David Carr, one of our most recently hired faculty members who will begin at UCSB July 2004, has received three professional accolades already this year. At the recent Association of American Geographers (AAG) conference, he was the co-winner of the Nystrom award.* The award is for the best paper based on a recent dissertation in Geography. Also at the AAG, he was selected as Chair of the Human Dimensions of Global Change Specialty Group. And in January, he received a post-doctoral research excellence award from the University of North Carolina, where he is currently working.
Paper on Forest Conversion to Agriculture
The paper, based on his dissertation, that won the Nystrom award was about deforestation from expanding agricultural. The site Carr studied was in Guatemala. Carr wrote, “The long history of forest conversion to agriculture represents the most expansive footprint of human habitation on the earth’s surface. The planet’s intact forests have dwindled to one-fifth of the their original cover. During recent decades deforestation has accelerated and is now almost totally concentrated in the most biodiverse forests on earth. If rates continue as during the last decade, most biologically rich forests on the planet will be erased within fifty years.
“This trend has several human and environmental consequences. The diminution of the planet’s gene pool threatens future advances in science, medicine, and food production. Forest elimination has also led to soil erosion and increased sedimentation of waterways, hydrological and nutrient cycle perturbation, and soil impoverishment. Tropical deforestation has global consequences as well, threatening to exacerbate climate change at local and global levels.

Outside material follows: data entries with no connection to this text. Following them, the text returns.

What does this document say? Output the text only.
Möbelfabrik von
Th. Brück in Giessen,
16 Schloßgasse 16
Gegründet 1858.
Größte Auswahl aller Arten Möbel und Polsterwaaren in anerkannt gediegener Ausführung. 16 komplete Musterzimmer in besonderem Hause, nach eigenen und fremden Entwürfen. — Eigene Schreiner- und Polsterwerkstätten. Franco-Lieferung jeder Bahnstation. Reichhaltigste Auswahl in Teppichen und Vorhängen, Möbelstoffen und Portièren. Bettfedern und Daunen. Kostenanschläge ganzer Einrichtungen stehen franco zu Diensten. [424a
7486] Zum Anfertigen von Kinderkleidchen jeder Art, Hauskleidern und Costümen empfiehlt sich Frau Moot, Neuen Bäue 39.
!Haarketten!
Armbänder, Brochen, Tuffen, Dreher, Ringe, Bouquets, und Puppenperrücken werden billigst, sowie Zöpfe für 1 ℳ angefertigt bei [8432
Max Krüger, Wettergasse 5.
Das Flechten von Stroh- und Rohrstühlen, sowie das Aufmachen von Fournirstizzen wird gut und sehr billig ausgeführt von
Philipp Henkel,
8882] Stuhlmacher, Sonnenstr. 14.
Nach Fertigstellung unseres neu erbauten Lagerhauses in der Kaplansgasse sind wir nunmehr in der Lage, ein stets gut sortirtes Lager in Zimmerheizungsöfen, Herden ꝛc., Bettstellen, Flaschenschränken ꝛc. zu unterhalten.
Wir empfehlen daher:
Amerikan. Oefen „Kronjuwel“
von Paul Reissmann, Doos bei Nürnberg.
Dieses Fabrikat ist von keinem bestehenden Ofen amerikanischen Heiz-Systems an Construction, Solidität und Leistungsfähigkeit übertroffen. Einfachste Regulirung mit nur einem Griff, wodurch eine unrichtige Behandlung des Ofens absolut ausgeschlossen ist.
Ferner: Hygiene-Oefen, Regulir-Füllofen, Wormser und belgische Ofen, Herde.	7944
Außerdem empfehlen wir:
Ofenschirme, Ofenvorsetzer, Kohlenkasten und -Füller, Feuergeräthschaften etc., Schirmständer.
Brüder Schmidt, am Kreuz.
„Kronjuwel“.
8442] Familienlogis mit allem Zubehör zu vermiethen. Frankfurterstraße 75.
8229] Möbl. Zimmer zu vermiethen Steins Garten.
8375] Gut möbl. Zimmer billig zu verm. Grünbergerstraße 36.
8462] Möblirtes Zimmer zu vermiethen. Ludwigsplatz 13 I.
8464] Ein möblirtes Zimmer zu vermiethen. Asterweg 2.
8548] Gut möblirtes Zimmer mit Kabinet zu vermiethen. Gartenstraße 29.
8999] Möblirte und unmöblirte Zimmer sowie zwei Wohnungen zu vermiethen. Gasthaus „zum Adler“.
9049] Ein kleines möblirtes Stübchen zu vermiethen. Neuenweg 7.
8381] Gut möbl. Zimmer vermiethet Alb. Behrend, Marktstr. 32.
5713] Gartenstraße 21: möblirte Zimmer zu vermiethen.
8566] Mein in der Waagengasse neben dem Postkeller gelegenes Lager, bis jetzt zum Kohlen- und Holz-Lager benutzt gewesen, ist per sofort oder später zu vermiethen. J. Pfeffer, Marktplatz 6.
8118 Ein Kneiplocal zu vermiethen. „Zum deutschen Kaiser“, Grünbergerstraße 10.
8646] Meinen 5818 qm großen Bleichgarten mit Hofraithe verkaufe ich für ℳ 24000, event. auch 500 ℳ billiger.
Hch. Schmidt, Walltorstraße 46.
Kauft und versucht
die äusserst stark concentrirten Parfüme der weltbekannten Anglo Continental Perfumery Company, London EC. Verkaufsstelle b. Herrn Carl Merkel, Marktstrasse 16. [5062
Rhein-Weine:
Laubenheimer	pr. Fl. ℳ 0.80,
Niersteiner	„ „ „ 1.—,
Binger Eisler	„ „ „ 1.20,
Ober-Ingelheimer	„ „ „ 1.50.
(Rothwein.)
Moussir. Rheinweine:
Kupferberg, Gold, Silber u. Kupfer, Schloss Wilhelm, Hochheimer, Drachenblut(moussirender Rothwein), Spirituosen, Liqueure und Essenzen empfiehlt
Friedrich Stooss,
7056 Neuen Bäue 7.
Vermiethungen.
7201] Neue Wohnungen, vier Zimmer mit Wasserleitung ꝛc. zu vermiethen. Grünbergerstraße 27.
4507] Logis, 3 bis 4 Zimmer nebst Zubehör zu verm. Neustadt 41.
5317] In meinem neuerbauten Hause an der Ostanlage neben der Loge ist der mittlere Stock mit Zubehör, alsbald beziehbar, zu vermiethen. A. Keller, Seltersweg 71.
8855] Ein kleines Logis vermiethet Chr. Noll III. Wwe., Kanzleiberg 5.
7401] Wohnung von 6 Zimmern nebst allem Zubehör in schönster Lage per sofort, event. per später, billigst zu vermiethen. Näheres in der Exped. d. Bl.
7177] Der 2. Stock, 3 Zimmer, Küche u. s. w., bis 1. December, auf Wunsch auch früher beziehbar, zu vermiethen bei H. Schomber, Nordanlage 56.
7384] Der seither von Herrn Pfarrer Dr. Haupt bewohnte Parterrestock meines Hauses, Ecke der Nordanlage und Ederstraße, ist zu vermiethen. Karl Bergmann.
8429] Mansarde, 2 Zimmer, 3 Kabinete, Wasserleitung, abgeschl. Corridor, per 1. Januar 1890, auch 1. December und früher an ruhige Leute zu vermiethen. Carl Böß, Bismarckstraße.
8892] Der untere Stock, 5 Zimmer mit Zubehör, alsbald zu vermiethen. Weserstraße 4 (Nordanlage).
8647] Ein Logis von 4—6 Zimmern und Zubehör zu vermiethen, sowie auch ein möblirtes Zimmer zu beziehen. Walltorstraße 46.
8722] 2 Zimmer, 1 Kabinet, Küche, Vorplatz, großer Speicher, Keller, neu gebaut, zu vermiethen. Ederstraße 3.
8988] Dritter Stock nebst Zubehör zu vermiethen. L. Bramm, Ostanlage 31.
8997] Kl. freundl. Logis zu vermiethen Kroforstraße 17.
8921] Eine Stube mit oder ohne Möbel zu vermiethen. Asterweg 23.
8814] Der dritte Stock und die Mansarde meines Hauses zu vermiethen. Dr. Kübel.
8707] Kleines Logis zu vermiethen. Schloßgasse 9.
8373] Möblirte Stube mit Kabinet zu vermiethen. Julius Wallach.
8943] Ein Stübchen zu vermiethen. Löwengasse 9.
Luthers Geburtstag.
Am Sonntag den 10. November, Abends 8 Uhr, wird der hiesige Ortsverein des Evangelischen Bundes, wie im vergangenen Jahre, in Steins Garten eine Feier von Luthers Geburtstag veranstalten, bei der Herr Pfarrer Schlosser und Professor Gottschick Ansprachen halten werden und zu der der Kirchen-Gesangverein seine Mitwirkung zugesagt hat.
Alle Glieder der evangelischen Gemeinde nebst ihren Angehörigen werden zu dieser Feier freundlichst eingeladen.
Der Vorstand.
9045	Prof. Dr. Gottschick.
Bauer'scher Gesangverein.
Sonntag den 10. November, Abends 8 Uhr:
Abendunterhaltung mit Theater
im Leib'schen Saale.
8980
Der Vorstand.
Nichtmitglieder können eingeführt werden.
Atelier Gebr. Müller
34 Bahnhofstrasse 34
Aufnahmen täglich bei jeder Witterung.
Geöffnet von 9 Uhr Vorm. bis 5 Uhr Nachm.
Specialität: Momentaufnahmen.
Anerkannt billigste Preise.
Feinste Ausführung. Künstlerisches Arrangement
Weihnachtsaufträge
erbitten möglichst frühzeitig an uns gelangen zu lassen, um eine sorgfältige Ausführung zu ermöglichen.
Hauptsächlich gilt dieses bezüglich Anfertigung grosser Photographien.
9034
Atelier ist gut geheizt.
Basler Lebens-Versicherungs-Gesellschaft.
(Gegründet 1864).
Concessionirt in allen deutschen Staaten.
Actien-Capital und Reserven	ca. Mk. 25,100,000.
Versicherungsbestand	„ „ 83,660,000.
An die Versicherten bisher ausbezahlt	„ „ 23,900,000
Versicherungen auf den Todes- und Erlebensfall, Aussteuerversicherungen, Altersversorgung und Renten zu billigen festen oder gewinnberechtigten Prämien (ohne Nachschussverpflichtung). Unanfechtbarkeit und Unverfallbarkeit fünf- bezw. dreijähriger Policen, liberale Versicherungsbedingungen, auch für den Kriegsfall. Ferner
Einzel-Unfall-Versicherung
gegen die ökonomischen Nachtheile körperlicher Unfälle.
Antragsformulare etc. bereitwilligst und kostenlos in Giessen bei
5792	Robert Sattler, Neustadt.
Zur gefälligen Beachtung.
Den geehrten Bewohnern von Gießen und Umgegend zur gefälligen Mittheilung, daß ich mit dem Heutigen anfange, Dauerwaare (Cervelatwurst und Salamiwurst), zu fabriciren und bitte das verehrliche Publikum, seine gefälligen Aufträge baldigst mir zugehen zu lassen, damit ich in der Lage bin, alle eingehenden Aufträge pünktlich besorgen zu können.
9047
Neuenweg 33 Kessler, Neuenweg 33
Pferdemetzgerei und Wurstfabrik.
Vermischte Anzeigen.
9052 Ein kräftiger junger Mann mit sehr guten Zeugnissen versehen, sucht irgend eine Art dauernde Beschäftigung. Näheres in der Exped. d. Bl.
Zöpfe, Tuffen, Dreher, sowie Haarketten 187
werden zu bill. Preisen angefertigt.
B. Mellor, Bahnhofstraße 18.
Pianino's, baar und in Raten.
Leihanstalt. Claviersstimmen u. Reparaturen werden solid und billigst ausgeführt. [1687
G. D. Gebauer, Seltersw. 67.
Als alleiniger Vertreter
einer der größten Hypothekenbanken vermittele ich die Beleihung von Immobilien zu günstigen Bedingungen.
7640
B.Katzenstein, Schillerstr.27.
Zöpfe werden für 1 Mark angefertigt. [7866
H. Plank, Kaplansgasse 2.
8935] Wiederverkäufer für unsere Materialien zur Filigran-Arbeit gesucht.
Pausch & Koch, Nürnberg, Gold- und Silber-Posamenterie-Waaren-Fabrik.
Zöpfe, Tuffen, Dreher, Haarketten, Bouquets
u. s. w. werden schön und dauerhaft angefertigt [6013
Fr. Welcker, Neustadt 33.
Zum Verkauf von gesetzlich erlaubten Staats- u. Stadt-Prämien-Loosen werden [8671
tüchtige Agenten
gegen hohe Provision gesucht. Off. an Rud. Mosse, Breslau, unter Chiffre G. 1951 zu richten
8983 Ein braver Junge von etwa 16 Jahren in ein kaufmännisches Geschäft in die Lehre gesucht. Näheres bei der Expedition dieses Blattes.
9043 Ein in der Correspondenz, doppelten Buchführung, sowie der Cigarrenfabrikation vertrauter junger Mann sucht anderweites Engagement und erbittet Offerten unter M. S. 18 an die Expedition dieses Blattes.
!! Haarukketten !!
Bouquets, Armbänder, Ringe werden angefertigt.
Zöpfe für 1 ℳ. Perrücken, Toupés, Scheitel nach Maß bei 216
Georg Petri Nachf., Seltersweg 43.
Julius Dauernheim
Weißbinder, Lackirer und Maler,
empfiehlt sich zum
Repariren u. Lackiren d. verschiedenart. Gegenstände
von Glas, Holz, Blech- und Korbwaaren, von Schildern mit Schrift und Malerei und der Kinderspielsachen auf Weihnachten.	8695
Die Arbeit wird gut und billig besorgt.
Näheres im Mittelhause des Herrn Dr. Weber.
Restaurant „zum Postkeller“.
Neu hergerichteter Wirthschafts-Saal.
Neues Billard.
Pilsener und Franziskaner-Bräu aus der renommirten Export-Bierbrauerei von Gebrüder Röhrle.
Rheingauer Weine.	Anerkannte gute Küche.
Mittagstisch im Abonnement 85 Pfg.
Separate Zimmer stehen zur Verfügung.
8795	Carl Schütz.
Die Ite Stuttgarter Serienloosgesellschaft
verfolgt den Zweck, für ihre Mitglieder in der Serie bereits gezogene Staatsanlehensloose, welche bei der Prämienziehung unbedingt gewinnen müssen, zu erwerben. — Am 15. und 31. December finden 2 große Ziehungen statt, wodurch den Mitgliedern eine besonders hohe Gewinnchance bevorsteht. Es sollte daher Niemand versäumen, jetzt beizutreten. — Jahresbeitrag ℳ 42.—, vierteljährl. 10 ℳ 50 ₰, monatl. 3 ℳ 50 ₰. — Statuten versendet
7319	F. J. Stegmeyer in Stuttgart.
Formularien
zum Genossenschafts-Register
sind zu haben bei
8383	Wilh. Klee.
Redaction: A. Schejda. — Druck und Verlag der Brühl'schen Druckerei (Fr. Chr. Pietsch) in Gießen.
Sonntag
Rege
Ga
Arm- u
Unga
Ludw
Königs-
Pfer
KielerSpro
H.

“Within Latin America, much attention has focused on the ecological devastation of the Amazon, yet no major world region has lost a greater percentage of its forest cover than Central America in recent decades. Only seven countries worldwide contain as much forest as Guatemala (over 28,000 km.2) and at the same time experienced a greater rate of deforestation during the 1990s (1.7% per annum). Most of the forest clearing in Guatemala in recent years has been concentrated in the Maya Biosphere Reserve, particularly in one of its core conservation zones, the Sierra de Lacandón National Park (SLNP).”
SLNP is the area which Carr studied for his dissertation. Differing from previous research, Carr focussed on why the farmers moved to the locations where they cleared the forest to grow crops. Any attempt to ameliorate the spectre of global degradation from deforestion will need to address the answers to this question!
Specialty Group Chair
It is an honor — and a responsibility — to be chosen Chair of the Human Dimensions of Global Change Specialty Group (HDGC).The Chair coordinates sessions sponsored by HDGC for AAG and for other professional meetings and disseminates information on conferences, funding, publications, and other scholarly activity in the human-environment community. (One way information is disseminated is through a bi-annual newsletter.) The duration is for two years. There are over 100 members.
Research Excellence Award from University of North Carolina (UNC)
Last fall, UNC’s Office of Postdoctoral Services established the Postdoctoral Awards for Research Excellence. Ten were given out for 2004, each carrying an $800 stipend. The award was designed to help postdoctoral scholars pay for their professional development needs, such as conference travel, written materials and skills workshops. According to the UNC’s newsletter, The Gazette, the Office of Postdoctoral Services was surprised at the number of applicants — there were 60 — since this was the first year such an award was offered. Carr was chosen for his work with the Carolina Population Center, which is located at UNC.
Congratulations, David! and we look forward to your joining us this summer!